PREMESSA: Ragazzi...è la prima volta che scrivo in un forum, ma questo mi pare proprio eccezionale con quei mitici Mavrefin, Antonio, Gianna, Mauro, e tutti gli altri con tutte le vostre esperienze e consigli...
Spero tanto mi possiate aiutare, ci credo davvero
CASO: solo 5 giorni fa sono stata operata di una piccola ernia inguinale in laparocele con posizionamento di rete (tecnica Lichestein) in anestesia locale.
L'attesa è stata lunga e finalmente alle 18.50 mi portano in sala operatoria: lì ho sentito parecchio dolore, avrei tanto preferito un'epidurale!
Comunque ottimo postoperatorio, cammino già per casa e sento una fitta solo eccezionalmente.
La ferita è bella anche se non hanno badato all'estetica: circa 10 cm con 7 belle graffe metalliche.
PROBLEMA: dall'immediato post intervento persiste totale insensibilità a stimolo tattile, dolorifico e termico, in una zona nettamente delineabile (l'ho veramente delineata!...per vedere se si modificava) che comprende piega inguinale, coscia supero-mediale e zona laterale alle grandi labbra.

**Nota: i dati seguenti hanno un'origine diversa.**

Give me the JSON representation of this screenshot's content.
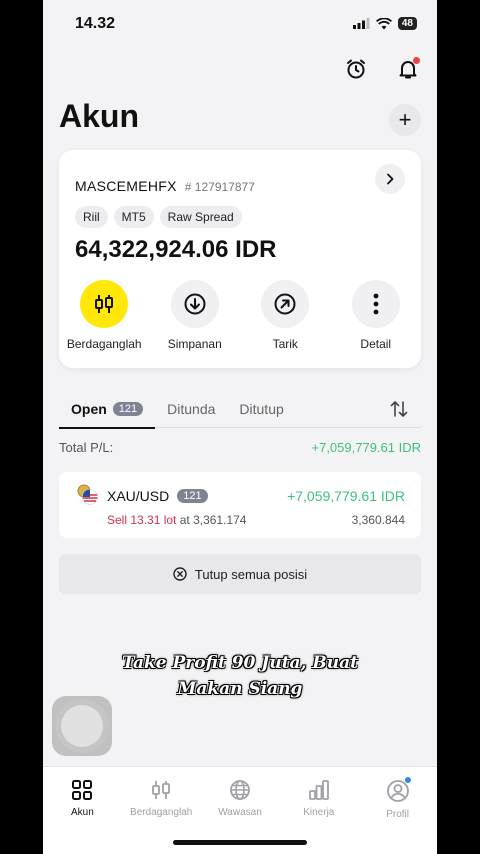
{
  "status_bar": {
    "time": "14.32",
    "battery": "48"
  },
  "header": {
    "title": "Akun",
    "add_label": "+"
  },
  "account": {
    "name": "MASCEMEHFX",
    "number": "# 127917877",
    "tags": [
      "Riil",
      "MT5",
      "Raw Spread"
    ],
    "balance": "64,322,924.06 IDR",
    "actions": [
      {
        "label": "Berdaganglah",
        "icon": "candlestick-icon"
      },
      {
        "label": "Simpanan",
        "icon": "deposit-icon"
      },
      {
        "label": "Tarik",
        "icon": "withdraw-icon"
      },
      {
        "label": "Detail",
        "icon": "more-icon"
      }
    ]
  },
  "tabs": [
    {
      "label": "Open",
      "badge": "121"
    },
    {
      "label": "Ditunda"
    },
    {
      "label": "Ditutup"
    }
  ],
  "total": {
    "label": "Total P/L:",
    "value": "+7,059,779.61 IDR"
  },
  "position": {
    "symbol": "XAU/USD",
    "badge": "121",
    "pl": "+7,059,779.61 IDR",
    "side": "Sell 13.31 lot",
    "at_text": "at 3,361.174",
    "current_price": "3,360.844"
  },
  "close_all_label": "Tutup semua posisi",
  "caption": {
    "line1": "Take Profit 90 Juta, Buat",
    "line2": "Makan Siang"
  },
  "nav": [
    {
      "label": "Akun",
      "icon": "grid-icon"
    },
    {
      "label": "Berdaganglah",
      "icon": "candlestick-icon"
    },
    {
      "label": "Wawasan",
      "icon": "globe-icon"
    },
    {
      "label": "Kinerja",
      "icon": "bar-chart-icon"
    },
    {
      "label": "Profil",
      "icon": "profile-icon"
    }
  ],
  "colors": {
    "accent": "#ffe70a",
    "positive": "#3fbf7f",
    "sell": "#d2314b",
    "badge": "#7d8594"
  }
}
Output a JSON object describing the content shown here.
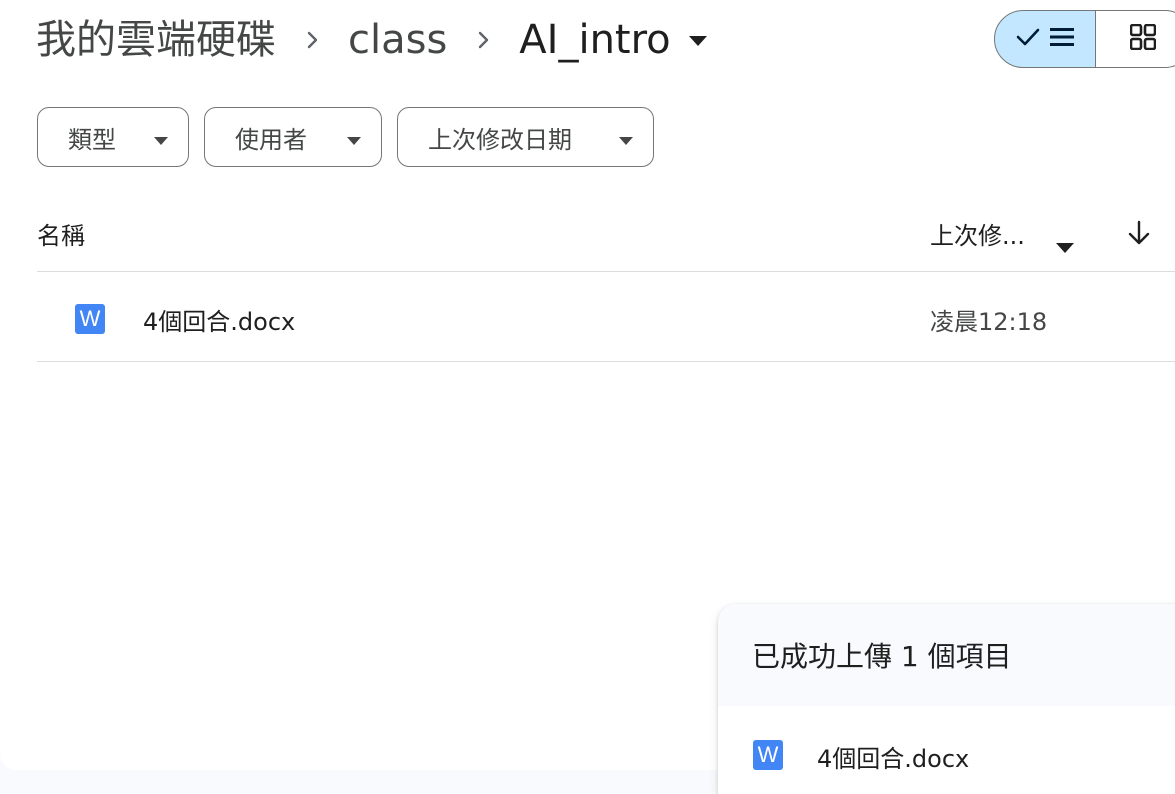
{
  "breadcrumb": {
    "root": "我的雲端硬碟",
    "parent": "class",
    "current": "AI_intro",
    "separator_icon": "chevron-right-icon",
    "current_menu_icon": "arrow-drop-down-icon"
  },
  "view_toggle": {
    "list_selected": true,
    "list_icons": [
      "check-icon",
      "list-icon"
    ],
    "grid_icon": "grid-icon",
    "selected_color": "#c2e7ff"
  },
  "filters": [
    {
      "label": "類型"
    },
    {
      "label": "使用者"
    },
    {
      "label": "上次修改日期"
    }
  ],
  "columns": {
    "name": "名稱",
    "modified": "上次修...",
    "sort_direction_icon": "arrow-downward-icon"
  },
  "files": [
    {
      "icon": "word-doc-icon",
      "icon_letter": "W",
      "name": "4個回合.docx",
      "modified": "凌晨12:18"
    }
  ],
  "upload_panel": {
    "title": "已成功上傳 1 個項目",
    "items": [
      {
        "icon": "word-doc-icon",
        "icon_letter": "W",
        "name": "4個回合.docx"
      }
    ]
  },
  "colors": {
    "word_blue": "#4285f4",
    "outline": "#747775",
    "divider": "#dadce0"
  }
}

La zona non comprende la ferita ma è sottostante ad essa.
QUESITO: E' un'esperienza comune? E in questo caso, è solo transitoria? Oppure è possibile che durante l'intervento possa essere inavvertitamente stata recisa una terminazione nervosa? So che i neuroni non cellule rigenerabili, allora, se così, sarà un danno permanente.